How would you describe Swedish Design today, do you notice any changes from a decade ago?
In addition to various trends that come and go, I see more collective design groups today than 15 years ago and I think this is liberating. It is also easier today to start one’s own brand than it was when I graduated. The Internet has also helped to change the game plan for us designers, such as it´s easier today to reach out with small collections and get a reach either locally or as global as you want.
Do you feel that Swedish Designers are well represented in the International arena, like the Furniture Fairs and design Festivals abroad?
It depends which fairs or exhibitions we are looking at. But if we’re talking about Milan Furniture Fair, 100% Design in London, Tokyo and some fairs in Germany I would say yes. But we can always wish to be more visible outside Europe.
The subject of sustainability is an important one for many Swedish designers, how does this come into play with designs today?
I think that is a very important topic and a lot of designers are working with it in one or another way.

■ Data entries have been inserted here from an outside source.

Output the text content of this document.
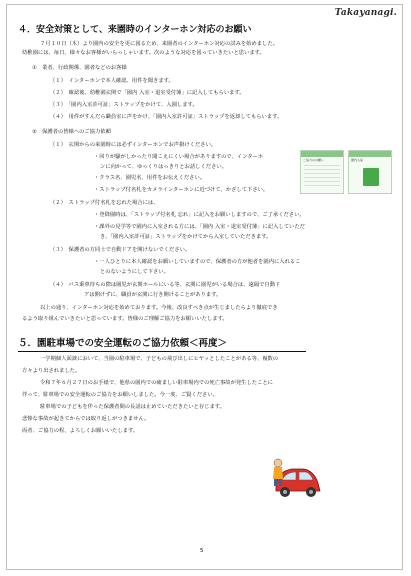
Takayanagi.
４．安全対策として、来園時のインターホン対応のお願い
７月１０日（木）より園内の安全を更に図るため、来園者のインターホン対応の試みを始めました。
幼稚園には、毎日、様々なお客様がいらっしゃいます。次のような対応を図っていきたいと思います。
①　業者、行政関係、園者などのお客様
（１）　インターホンで本人確認、用件を聞きます。
（２）　確認後、幼稚園玄関で「園内 入室・退室受付簿」に記入してもらいます。
（３）　「園内入室許可証」ストラップをかけて、入園します。
（４）　用件がすんだら職員室に声をかけ、「園内入室許可証」ストラップを返却してもらいます。
②　保護者の皆様へのご協力依頼
（１）　玄関からの来園時には必ずインターホンでお声掛けください。
・回りが騒がしかったり聞こえにくい場合がありますので、インターホ
ンに向かって、ゆっくりはっきりとお話しください。
・クラス名、園児名、用件をお伝えください。
・ストラップ付名札をカメラインターホンに近づけて、かざして下さい。
（２）　ストラップ付名札を忘れた場合には、
・登降園時は、「ストラップ付名札 忘れ」に記入をお願いしますので、ご了承ください。
・課外の見学等で園内に入室される方には、「園内 入室・退室受付簿」に記入していただ
き、「園内入室許可証」ストラップをかけてから入室していただきます。
（３）　保護者の方同士で自動ドアを開けないでください。
・一人ひとりに本人確認をお願いしていますので、保護者の方が他者を園内に入れるこ
とのないようにして下さい。
（４）　バス乗車待ちの際は園児が玄関ホールにいる等、玄関に園児がいる場合は、遠隔で自動ド
アは開けずに、職員が玄関に行き開けることがあります。
ご協力のお願い	園内入室
以上の通り、インターホン対応を始めております。今後、改良すべき点が生じましたらより徹底でき
るよう取り組んでいきたいと思っています。皆様のご理解ご協力をお願いいたします。
５．園駐車場での安全運転のご協力依頼＜再度＞
一学期個人面談において、当園の駐車場で、子どもの飛び出しにヒヤッとしたことがある等、複数の
方々より出されました。
令和７年６月２７日のお手紙で、他県の園内での痛ましい駐車場内での死亡事故が発生したことに
伴って、駐車場での安全運転のご協力をお願いしました。今一度、ご賢ください。
駐車場での子どもを伴った保護者間の長話は止めていただきたいと存じます。
悲惨な事故が起きてからでは取り返しがつきません。
両者、ご協力の程、よろしくお願いいたします。
5
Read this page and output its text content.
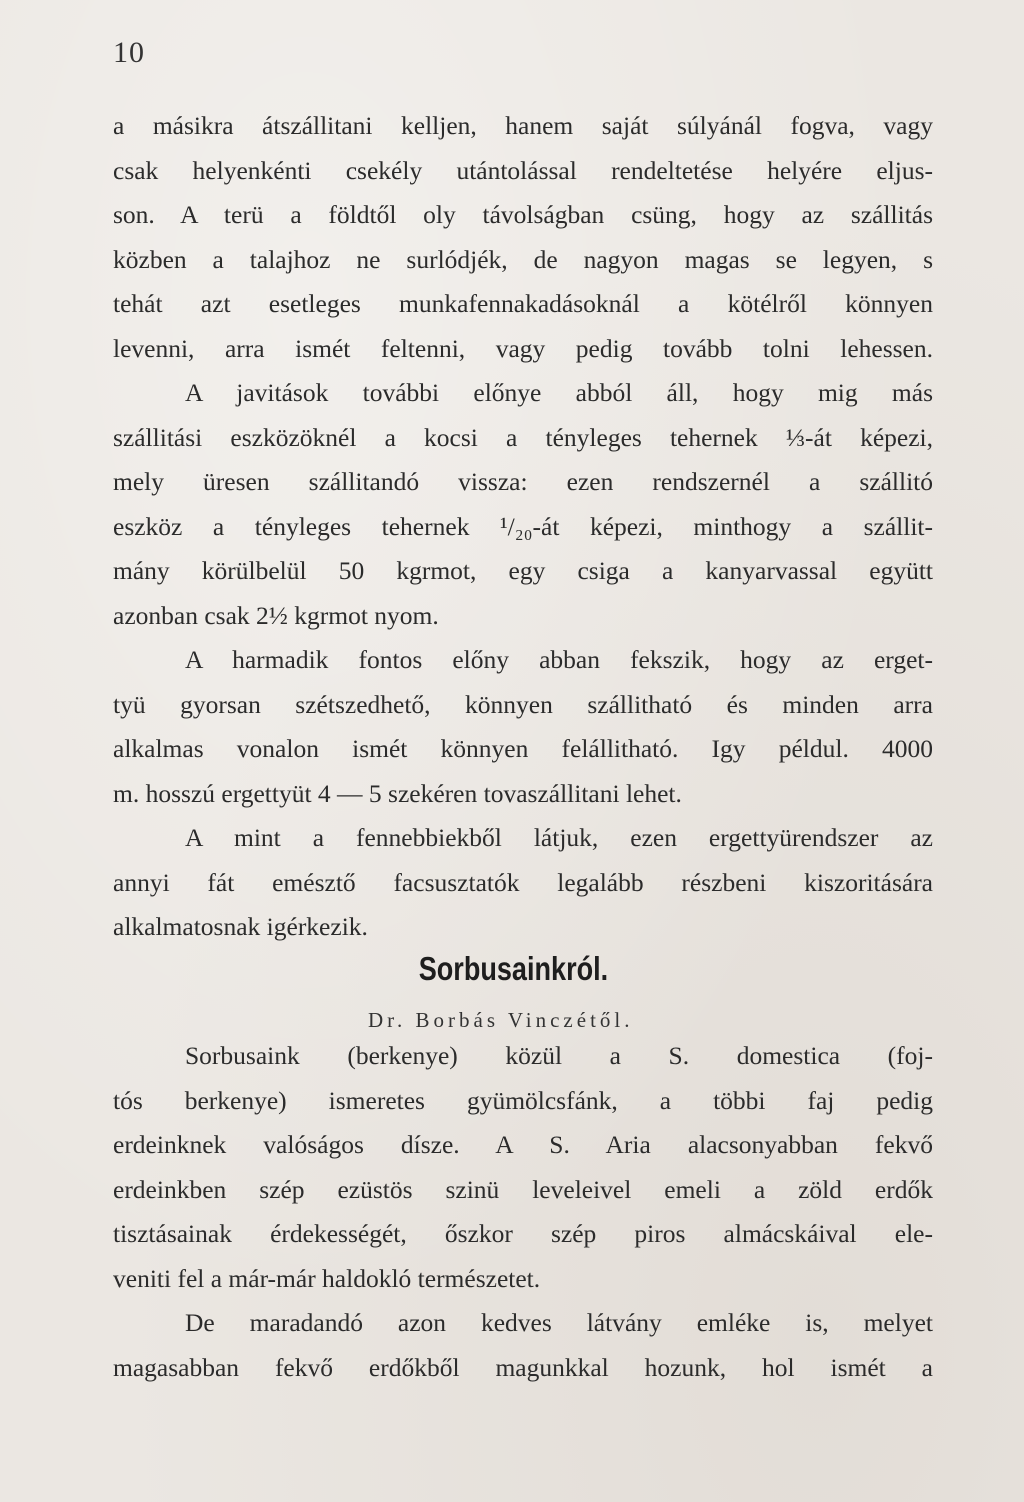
10
a másikra átszállitani kelljen, hanem saját súlyánál fogva, vagy
csak helyenkénti csekély utántolással rendeltetése helyére eljus-
son. A terü a földtől oly távolságban csüng, hogy az szállitás
közben a talajhoz ne surlódjék, de nagyon magas se legyen, s
tehát azt esetleges munkafennakadásoknál a kötélről könnyen
levenni, arra ismét feltenni, vagy pedig tovább tolni lehessen.
A javitások további előnye abból áll, hogy mig más
szállitási eszközöknél a kocsi a tényleges tehernek ⅓-át képezi,
mely üresen szállitandó vissza: ezen rendszernél a szállitó
eszköz a tényleges tehernek ¹/₂₀-át képezi, minthogy a szállit-
mány körülbelül 50 kgrmot, egy csiga a kanyarvassal együtt
azonban csak 2½ kgrmot nyom.
A harmadik fontos előny abban fekszik, hogy az erget-
tyü gyorsan szétszedhető, könnyen szállitható és minden arra
alkalmas vonalon ismét könnyen felállitható. Igy példul. 4000
m. hosszú ergettyüt 4 — 5 szekéren tovaszállitani lehet.
A mint a fennebbiekből látjuk, ezen ergettyürendszer az
annyi fát emésztő facsusztatók legalább részbeni kiszoritására
alkalmatosnak igérkezik.
Sorbusainkról.
Dr. Borbás Vinczétől.
Sorbusaink (berkenye) közül a S. domestica (foj-
tós berkenye) ismeretes gyümölcsfánk, a többi faj pedig
erdeinknek valóságos dísze. A S. Aria alacsonyabban fekvő
erdeinkben szép ezüstös szinü leveleivel emeli a zöld erdők
tisztásainak érdekességét, őszkor szép piros almácskáival ele-
veniti fel a már-már haldokló természetet.
De maradandó azon kedves látvány emléke is, melyet
magasabban fekvő erdőkből magunkkal hozunk, hol ismét a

You can make furniture sustainable in many ways some are; 1. Long lasting design 2. Reusable material 3. Through the production process 4. Production done locally or smart ways of transportation.
What are you working on now, can we have a little peek into your next project?
Right now I’m working on two different projects for Ikea, including a new modular sofa along with designers Lisa Hilland and Andreas Fredriksson and some new items for a new brand called Svallings Stockholm with Anya Sebton. I’m also working on the Interior for a 3D Animation company called MadCrew and finally a special designed bookcase for a private customer.